Стас отошел к окну; глядя в его спину, Юля с ужасом поняла, что сейчас, на ее глазах, пробуждается к жизни гном. Все эти дни он ходил где-то рядом — и вот так, неосторожным словом, она сама призвала его. Ей представилось страшное: Стас оборачивается, и в глазах его…
— По-твоему, я не думаю о своем ребенке? — спросил Стас, не оборачиваясь. — Ты это хотела сказать?
— Нет, — сказала она примирительно, почти умоляюще. — Давай спать… Я действительно очень устала.

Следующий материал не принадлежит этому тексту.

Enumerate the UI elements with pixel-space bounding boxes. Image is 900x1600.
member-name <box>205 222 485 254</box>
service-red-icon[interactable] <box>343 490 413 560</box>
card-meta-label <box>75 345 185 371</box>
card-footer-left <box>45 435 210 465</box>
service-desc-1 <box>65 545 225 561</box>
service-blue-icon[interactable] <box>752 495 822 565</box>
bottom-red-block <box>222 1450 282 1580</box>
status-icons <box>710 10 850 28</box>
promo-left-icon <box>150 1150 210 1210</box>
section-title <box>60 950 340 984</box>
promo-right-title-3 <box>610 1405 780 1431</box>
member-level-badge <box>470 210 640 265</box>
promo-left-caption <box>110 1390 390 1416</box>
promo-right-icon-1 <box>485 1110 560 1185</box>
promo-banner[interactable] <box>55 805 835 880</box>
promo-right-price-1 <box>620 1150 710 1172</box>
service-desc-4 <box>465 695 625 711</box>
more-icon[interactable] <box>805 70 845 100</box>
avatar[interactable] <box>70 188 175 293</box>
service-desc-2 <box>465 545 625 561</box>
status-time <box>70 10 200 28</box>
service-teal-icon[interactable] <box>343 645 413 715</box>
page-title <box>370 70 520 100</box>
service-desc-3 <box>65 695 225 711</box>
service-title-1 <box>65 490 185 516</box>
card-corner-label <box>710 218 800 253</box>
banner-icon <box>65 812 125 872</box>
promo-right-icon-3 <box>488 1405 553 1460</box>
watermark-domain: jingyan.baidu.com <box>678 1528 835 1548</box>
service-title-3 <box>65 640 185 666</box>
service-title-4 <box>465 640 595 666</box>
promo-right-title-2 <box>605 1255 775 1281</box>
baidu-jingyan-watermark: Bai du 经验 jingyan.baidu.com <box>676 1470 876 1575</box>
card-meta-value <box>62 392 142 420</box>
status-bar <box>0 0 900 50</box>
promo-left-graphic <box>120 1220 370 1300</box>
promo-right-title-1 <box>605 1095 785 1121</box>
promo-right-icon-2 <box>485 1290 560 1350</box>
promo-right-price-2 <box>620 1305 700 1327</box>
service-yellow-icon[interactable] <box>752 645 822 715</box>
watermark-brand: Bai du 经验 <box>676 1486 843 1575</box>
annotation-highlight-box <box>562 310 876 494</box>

Стас сумрачно на нее взглянул. Глаза были усталые и грустные, но гнома…
Гнома не было?
Юля перевела дыхание.
(Конец цитаты)
* * *
«Ондра (без прозвищ.) Происхожд. неизвестн. Состоял на сл. у покойного кн. Дривегоциуса…»
Мы покинули населенный пункт Дрекол поспешно и довольно-таки бесславно. Разбойники — народ злопамятный; стыдно признаться, но я не успел даже заказать новые сапоги. В дорожную карету — а отправлялись мы рано утром, когда ночной люд уже, как правило, пьян и спит — мне пришлось сесть в одной только видимости сапог, вернее, в заклинании, заменяющем сапоги; только на второй день пути, прибыв в более-менее приличное местечко, я отыскал сапожную мастерскую и обулся, наконец.
Какое это было счастье!
Потом, поскрипывая новыми сапогами, я отыскал кузню и заказал кузнецу маленькую клетку с прутьями такими толстыми и частыми, чтобы сквозь них не проходил даже детский мизинец. Кузнец решил, что я путешествую с диковинным и очень опасным зверем, и даже попытался осторожно выспросить: ехидна? саламандра?
В клетке поселилась сабая. Ни один зверь, самый свирепый и хитрый, не мог бы доставить своему хозяину столько хлопот; цепи, изъеденные ржавчиной, рвались вместе с наложенными на них заклинаниями, дубовый ящик гнил, как груша. Все труднее становилось скрывать сабаюот Оры, и в конце концов я решил, что с дурацкими тайнами покончено.